What is Lyric Intelligibility?​
Our sensory panel of hearing aids users with hearing loss, refers to Lyric Intelligibility as "how clearly and effortlessly the words in the music can be heard." Some songs are intrinsically less intelligible than others. Factors that can affect intelligibility include [1]:
- Vocal style and articulation.
- Song genre.
- Mixing and production techniques.
- Listener hearing ability.
Our dataset considers all these factors by:
- It includes different singing styles from rap to rock.
- It includes songs from a large range of genres.
- Songs have various mixing levels with some having the vocals more prominent and others where the vocals are masked by the background accompaniment.
- All samples are presented as-is and processed by a hearing loss simulator, to model different listener ability.
No Loss | Mild | Moderate |
---|---|---|
Learning from Speech Intelligibility prediction​
Speech Intelligibility prediction is an established area of research and many different algorithms have been developed. In contrast, metrics for lyrics are very rare (e.g. singing adapted STOI [3]). Consequently, there are many techniques from speech that could be adapted to music to create novel research. For instance, foundation models have made blind (non-intrusive) speech intelligibility metrics much more accurate, can they be adapted for music? Current speech metrics are unreliable for music, because spoken and sung language and intonation are different. Also, sung speech is typically embedded in a music accompaniment which has different characteristics than the independent noise background that spoken speech metrics try to account for. These will pose interesting problems for challenge entrants to overcome.
What will be provided?​
- A novel dataset of song excerpts paired with lyric intelligibility scores from listening tests.
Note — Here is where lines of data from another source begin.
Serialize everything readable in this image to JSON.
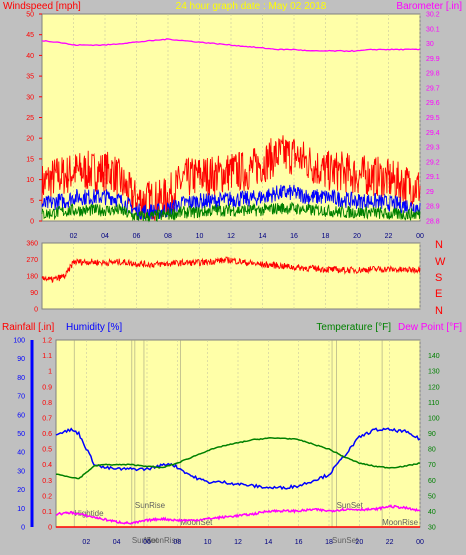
{
  "header": {
    "windspeed_label": "Windspeed [mph]",
    "graph_date": "24 hour graph date : May 02 2018",
    "barometer_label": "Barometer [.in]"
  },
  "wind_dir_letters": [
    "N",
    "W",
    "S",
    "E",
    "N"
  ],
  "bottom_header": {
    "rainfall_label": "Rainfall [.in]",
    "humidity_label": "Humidity [%]",
    "temperature_label": "Temperature [°F]",
    "dewpoint_label": "Dew Point [°F]"
  },
  "colors": {
    "plot_bg": "#ffffa8",
    "frame_bg": "#c0c0c0",
    "wind_max": "#ff0000",
    "wind_avg": "#0000ff",
    "wind_min": "#008000",
    "barometer": "#ff00ff",
    "direction": "#ff0000",
    "humidity": "#0000ff",
    "temperature": "#008000",
    "dewpoint": "#ff00ff",
    "rainfall": "#ff0000"
  },
  "chart_data": [
    {
      "type": "line",
      "name": "wind-and-barometer",
      "xticks": [
        "02",
        "04",
        "06",
        "08",
        "10",
        "12",
        "14",
        "16",
        "18",
        "20",
        "22",
        "00"
      ],
      "xlim_hours": [
        0,
        24
      ],
      "y_left": {
        "label": "Windspeed [mph]",
        "ylim": [
          0,
          50
        ],
        "ticks": [
          0,
          5,
          10,
          15,
          20,
          25,
          30,
          35,
          40,
          45,
          50
        ]
      },
      "y_right": {
        "label": "Barometer [.in]",
        "ylim": [
          28.8,
          30.2
        ],
        "ticks": [
          "28.8",
          "28.9",
          "29",
          "29.1",
          "29.2",
          "29.3",
          "29.4",
          "29.5",
          "29.6",
          "29.7",
          "29.8",
          "29.9",
          "30",
          "30.1",
          "30.2"
        ]
      },
      "series": [
        {
          "key": "gust",
          "axis": "left",
          "style": "noisy",
          "x": [
            0,
            1,
            1.5,
            2,
            3,
            4,
            4.5,
            5.5,
            6,
            7,
            7.5,
            8,
            9,
            10,
            11,
            12,
            13,
            14,
            15,
            16,
            17,
            18,
            19,
            20,
            21,
            22,
            23,
            24
          ],
          "y": [
            7,
            9,
            9,
            10,
            10,
            10,
            10,
            5,
            3,
            3,
            3,
            4,
            8,
            9,
            9,
            10,
            10,
            12,
            14,
            14,
            12,
            10,
            10,
            9,
            9,
            8,
            7,
            6
          ],
          "amp": 5
        },
        {
          "key": "avg",
          "axis": "left",
          "style": "noisy",
          "x": [
            0,
            1,
            1.5,
            2,
            3,
            4,
            4.5,
            5.5,
            6,
            7,
            7.5,
            8,
            9,
            10,
            11,
            12,
            13,
            14,
            15,
            16,
            17,
            18,
            19,
            20,
            21,
            22,
            23,
            24
          ],
          "y": [
            3,
            4,
            4,
            5,
            5,
            5,
            5,
            3,
            1.5,
            1.5,
            1.5,
            2,
            3.5,
            4,
            4,
            4.5,
            4.5,
            5,
            6,
            6,
            5,
            5,
            4.5,
            4,
            4,
            3.5,
            3,
            2.5
          ],
          "amp": 2
        },
        {
          "key": "low",
          "axis": "left",
          "style": "noisy",
          "x": [
            0,
            1,
            2,
            3,
            4,
            5,
            5.5,
            6,
            7,
            8,
            9,
            10,
            11,
            12,
            13,
            14,
            15,
            16,
            17,
            18,
            19,
            20,
            21,
            22,
            23,
            24
          ],
          "y": [
            1,
            1.5,
            2,
            2,
            2,
            2,
            1,
            0.5,
            0.5,
            1,
            1.5,
            1.5,
            2,
            2,
            2,
            2,
            2.5,
            2.5,
            2,
            2,
            1.5,
            1.5,
            1.5,
            1,
            1,
            1
          ],
          "amp": 1.5
        },
        {
          "key": "barometer",
          "axis": "right",
          "style": "smooth",
          "x": [
            0,
            1,
            2,
            3,
            4,
            5,
            6,
            7,
            8,
            9,
            10,
            11,
            12,
            13,
            14,
            15,
            16,
            17,
            18,
            19,
            20,
            21,
            22,
            23,
            24
          ],
          "y": [
            30.02,
            30.01,
            29.99,
            29.99,
            29.99,
            30.0,
            30.01,
            30.02,
            30.03,
            30.02,
            30.01,
            30.0,
            29.99,
            29.98,
            29.97,
            29.96,
            29.96,
            29.95,
            29.95,
            29.95,
            29.95,
            29.96,
            29.96,
            29.96,
            29.96
          ],
          "amp": 0.003
        }
      ]
    },
    {
      "type": "line",
      "name": "wind-direction",
      "xlim_hours": [
        0,
        24
      ],
      "y_left": {
        "ylim": [
          0,
          360
        ],
        "ticks": [
          0,
          90,
          180,
          270,
          360
        ]
      },
      "series": [
        {
          "key": "direction",
          "axis": "left",
          "style": "noisy",
          "x": [
            0,
            0.5,
            1,
            1.5,
            2,
            3,
            4,
            5,
            6,
            7,
            8,
            9,
            10,
            11,
            12,
            13,
            14,
            15,
            16,
            17,
            18,
            19,
            20,
            21,
            22,
            23,
            24
          ],
          "y": [
            170,
            150,
            160,
            175,
            250,
            250,
            245,
            250,
            240,
            235,
            240,
            245,
            245,
            255,
            260,
            245,
            235,
            230,
            220,
            215,
            210,
            205,
            205,
            210,
            210,
            205,
            210
          ],
          "amp": 18
        }
      ]
    },
    {
      "type": "line",
      "name": "humidity-temperature",
      "xlim_hours": [
        0,
        24
      ],
      "y_humidity": {
        "label": "Humidity [%]",
        "ylim": [
          0,
          100
        ],
        "ticks": [
          0,
          10,
          20,
          30,
          40,
          50,
          60,
          70,
          80,
          90,
          100
        ]
      },
      "y_rainfall": {
        "label": "Rainfall [.in]",
        "ylim": [
          0,
          1.2
        ],
        "ticks": [
          "0",
          "0.1",
          "0.2",
          "0.3",
          "0.4",
          "0.5",
          "0.6",
          "0.7",
          "0.8",
          "0.9",
          "1",
          "1.1",
          "1.2"
        ]
      },
      "y_temperature": {
        "label": "Temperature [°F]",
        "ylim": [
          30,
          150
        ],
        "ticks": [
          30,
          40,
          50,
          60,
          70,
          80,
          90,
          100,
          110,
          120,
          130,
          140
        ]
      },
      "events": [
        {
          "label": "Hightide",
          "hour": 1.2
        },
        {
          "label": "SunRise",
          "hour": 5.2
        },
        {
          "label": "SunSet",
          "hour": 5.0
        },
        {
          "label": "MoonRise",
          "hour": 5.8
        },
        {
          "label": "MoonSet",
          "hour": 8.2
        },
        {
          "label": "SunSet",
          "hour": 18.5
        },
        {
          "label": "SunSet",
          "hour": 18.2
        },
        {
          "label": "MoonRise",
          "hour": 21.5
        }
      ],
      "series": [
        {
          "key": "humidity",
          "axis": "humidity",
          "style": "smooth",
          "x": [
            0,
            0.5,
            1,
            1.5,
            2,
            2.5,
            3,
            4,
            5,
            6,
            7,
            7.5,
            8,
            9,
            10,
            11,
            12,
            13,
            14,
            15,
            16,
            17,
            18,
            19,
            20,
            21,
            22,
            23,
            24
          ],
          "y": [
            50,
            51,
            52,
            50,
            42,
            34,
            32,
            31,
            31,
            31,
            33,
            34,
            32,
            27,
            24,
            24,
            23,
            22,
            21,
            21,
            22,
            25,
            28,
            38,
            48,
            52,
            52,
            51,
            47
          ],
          "amp": 0.8
        },
        {
          "key": "temperature",
          "axis": "temperature",
          "style": "smooth",
          "x": [
            0,
            1,
            1.5,
            2,
            2.5,
            3,
            4,
            5,
            6,
            7,
            8,
            9,
            10,
            11,
            12,
            13,
            14,
            15,
            16,
            17,
            18,
            19,
            20,
            21,
            22,
            23,
            24
          ],
          "y": [
            64,
            62,
            61,
            65,
            69,
            70,
            70,
            70,
            69,
            68,
            71,
            75,
            79,
            82,
            84,
            86,
            87,
            87,
            86,
            83,
            80,
            75,
            71,
            69,
            68,
            69,
            71
          ],
          "amp": 0.3
        },
        {
          "key": "dewpoint",
          "axis": "temperature",
          "style": "noisy",
          "x": [
            0,
            1,
            2,
            3,
            4,
            5,
            6,
            7,
            8,
            9,
            10,
            11,
            12,
            13,
            14,
            15,
            16,
            17,
            18,
            19,
            20,
            21,
            22,
            23,
            24
          ],
          "y": [
            38,
            39,
            37,
            35,
            33,
            32,
            34,
            35,
            34,
            34,
            35,
            36,
            37,
            38,
            40,
            40,
            40,
            41,
            40,
            41,
            41,
            41,
            43,
            42,
            40
          ],
          "amp": 0.7
        },
        {
          "key": "rainfall",
          "axis": "rainfall",
          "style": "step",
          "x": [
            0,
            24
          ],
          "y": [
            0,
            0
          ],
          "amp": 0
        }
      ]
    }
  ]
}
- Software and baseline system.
- A leaderboard via Eval.AI to allow entrants to track progress.
Some song excerpts will be passed through a hearing loss simulator. But entrants can accepted the audio as-is, and no knowledge of hearing loss modelling is needed to take part in the challenge.
ICASSP​
The top teams will be invited to submit papers to present during ICASSP 2026, 4-8th May 2026, Barcelona, Spain.
Expressing interest​
To register and express your interest, please fill out the registration form. And also sign up to our Google group for alerts and discussions about the challenges.
References​
- Fine, P. A. and Ginsborg, J., 2014. Making myself understood: perceived factors affecting the intelligibility of sung text. Frontiers in psychology, 5, 809.
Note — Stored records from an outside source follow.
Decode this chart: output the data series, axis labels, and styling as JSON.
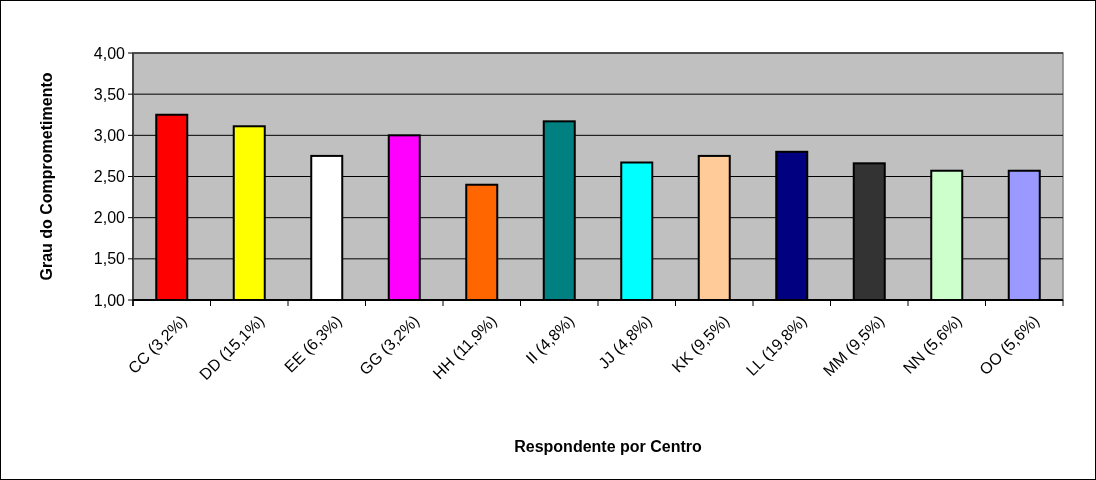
{
  "chart_data": {
    "type": "bar",
    "xlabel": "Respondente por Centro",
    "ylabel": "Grau do Comprometimento",
    "categories": [
      "CC (3,2%)",
      "DD (15,1%)",
      "EE (6,3%)",
      "GG (3,2%)",
      "HH (11,9%)",
      "II (4,8%)",
      "JJ (4,8%)",
      "KK (9,5%)",
      "LL (19,8%)",
      "MM (9,5%)",
      "NN (5,6%)",
      "OO (5,6%)"
    ],
    "values": [
      3.25,
      3.11,
      2.75,
      3.0,
      2.4,
      3.17,
      2.67,
      2.75,
      2.8,
      2.66,
      2.57,
      2.57
    ],
    "colors": [
      "#ff0000",
      "#ffff00",
      "#ffffff",
      "#ff00ff",
      "#ff6600",
      "#008080",
      "#00ffff",
      "#ffcc99",
      "#000080",
      "#333333",
      "#ccffcc",
      "#9999ff"
    ],
    "ylim": [
      1,
      4
    ],
    "yticks": [
      {
        "value": 1,
        "label": "1,00"
      },
      {
        "value": 1.5,
        "label": "1,50"
      },
      {
        "value": 2,
        "label": "2,00"
      },
      {
        "value": 2.5,
        "label": "2,50"
      },
      {
        "value": 3,
        "label": "3,00"
      },
      {
        "value": 3.5,
        "label": "3,50"
      },
      {
        "value": 4,
        "label": "4,00"
      }
    ],
    "grid": "y"
  }
}
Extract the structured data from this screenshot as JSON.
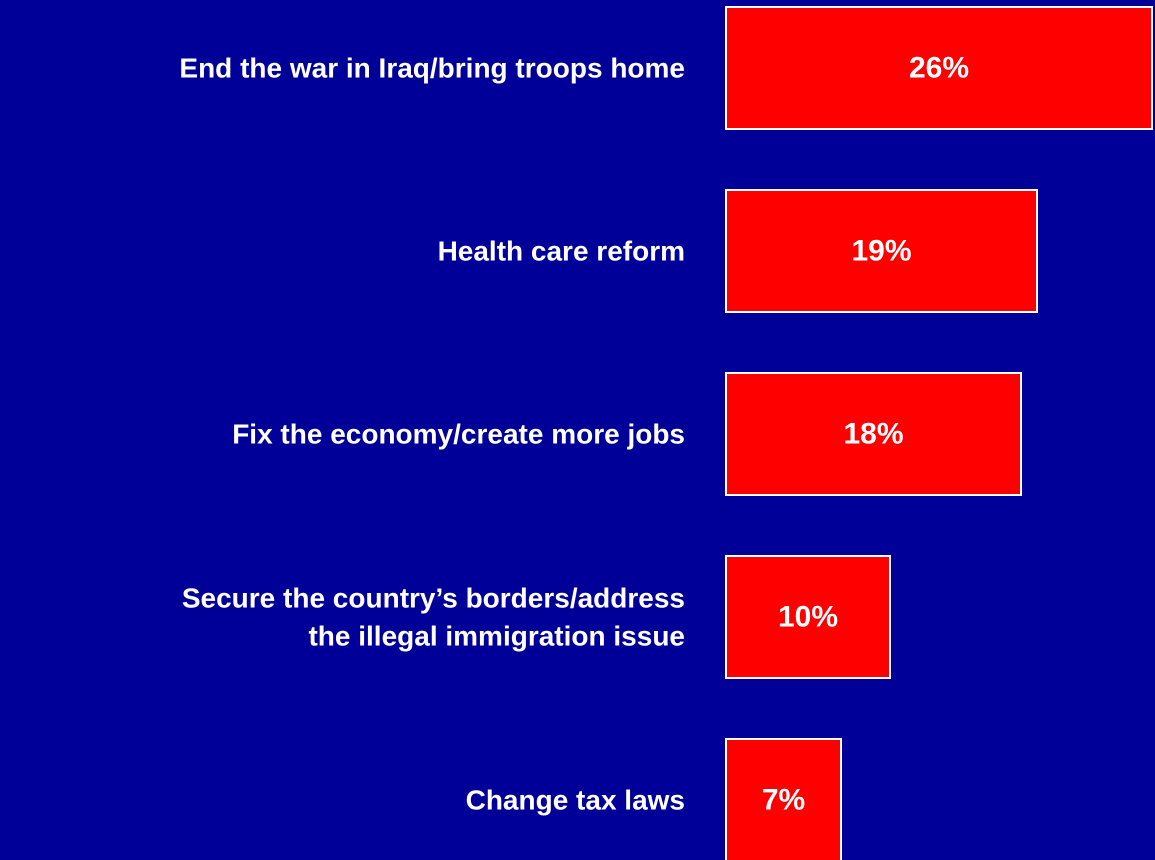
{
  "chart_data": {
    "type": "bar",
    "orientation": "horizontal",
    "categories": [
      [
        "End the war in Iraq/bring troops home"
      ],
      [
        "Health care reform"
      ],
      [
        "Fix the economy/create more jobs"
      ],
      [
        "Secure the country’s borders/address",
        "the illegal immigration issue"
      ],
      [
        "Change tax laws"
      ]
    ],
    "values": [
      26,
      19,
      18,
      10,
      7
    ],
    "value_labels": [
      "26%",
      "19%",
      "18%",
      "10%",
      "7%"
    ],
    "title": "",
    "xlabel": "",
    "ylabel": "",
    "grid": false,
    "legend": "none"
  },
  "colors": {
    "background": "#000099",
    "bar_fill": "#ff0000",
    "bar_border": "#ffffff",
    "text": "#ffffff"
  }
}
- Greasley, A., Crook, H. and Fulford, R., 2020. Music listening and hearing aids: perspectives from audiologists and their patients. International Journal of Audiology, 59(9), pp.694-706.
- Sharma, B. and Wang, Y., 2019. Automatic evaluation of song intelligibility using singing adapted STOI and vocal-specific features. IEEE/ACM Transactions on Audio, Speech, and Language Processing, 28, pp.319-331.